There are potential ways to address ingrained patterns, however, such as looking to the community response in such disasters, he said. Aligning with community members to find examples and present coverage of neighbors helping neighbors or covering civilian response could help dilute dominant themes. The idea of “solidarity journalism,” or covering the lived experiences of people most affected by issues such as natural disasters, labor strife or the pandemic, to name a few examples, could help address dominant themes of government response, economic effects and other presentations of such topics. Journalists should center news coverage from the perspective of people suffering from unjust conditions, rather than center coverage from the perspective of authority figures, Figueroa said.
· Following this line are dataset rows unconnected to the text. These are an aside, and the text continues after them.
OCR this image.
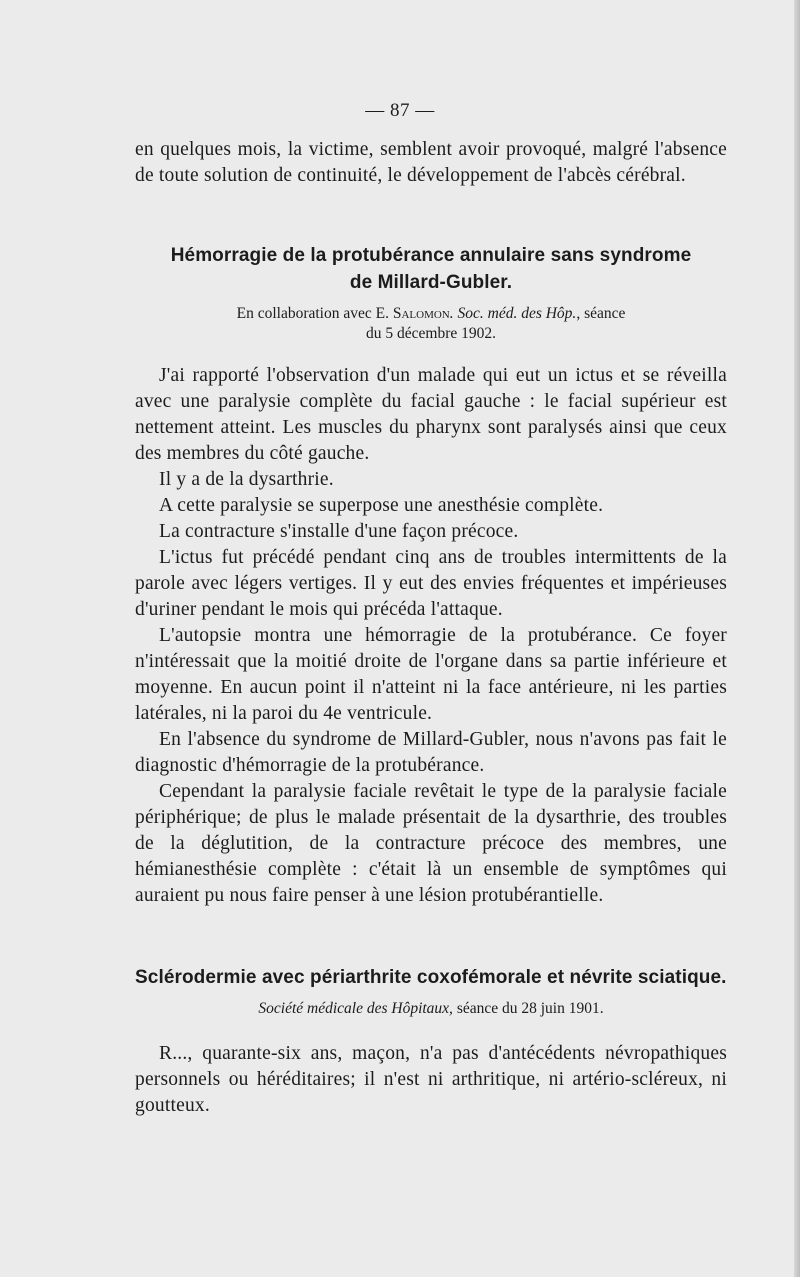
— 87 —

en quelques mois, la victime, semblent avoir provoqué, malgré l'absence de toute solution de continuité, le développement de l'abcès cérébral.

Hémorragie de la protubérance annulaire sans syndrome
de Millard-Gubler.
En collaboration avec E. Salomon. Soc. méd. des Hôp., séance
du 5 décembre 1902.

J'ai rapporté l'observation d'un malade qui eut un ictus et se réveilla avec une paralysie complète du facial gauche : le facial supérieur est nettement atteint. Les muscles du pharynx sont paralysés ainsi que ceux des membres du côté gauche.

Il y a de la dysarthrie.

A cette paralysie se superpose une anesthésie complète.

La contracture s'installe d'une façon précoce.

L'ictus fut précédé pendant cinq ans de troubles intermittents de la parole avec légers vertiges. Il y eut des envies fréquentes et impérieuses d'uriner pendant le mois qui précéda l'attaque.

L'autopsie montra une hémorragie de la protubérance. Ce foyer n'intéressait que la moitié droite de l'organe dans sa partie inférieure et moyenne. En aucun point il n'atteint ni la face antérieure, ni les parties latérales, ni la paroi du 4e ventricule.

En l'absence du syndrome de Millard-Gubler, nous n'avons pas fait le diagnostic d'hémorragie de la protubérance.

Cependant la paralysie faciale revêtait le type de la paralysie faciale périphérique; de plus le malade présentait de la dysarthrie, des troubles de la déglutition, de la contracture précoce des membres, une hémianesthésie complète : c'était là un ensemble de symptômes qui auraient pu nous faire penser à une lésion protubérantielle.

Sclérodermie avec périarthrite coxofémorale et névrite sciatique.
Société médicale des Hôpitaux, séance du 28 juin 1901.

R..., quarante-six ans, maçon, n'a pas d'antécédents névropathiques personnels ou héréditaires; il n'est ni arthritique, ni artério-scléreux, ni goutteux.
“The findings from this study suggest that people of color are still the spectacle and their displacement served as the underlying metaphor of Hurricane Harvey. Marginalized people are represented as victims whose lives were ruined by natural disasters and go on journeys to seek salvation from authoritative figures,” Figueroa wrote in the article. “Marginalized groups should not be defined by their victimhood and instead should be given the opportunity to showcase their resilience and communal power. It is time for news media to provide a better representation of the communities they cover, one that is more truthful of the human experience during moments of crisis.”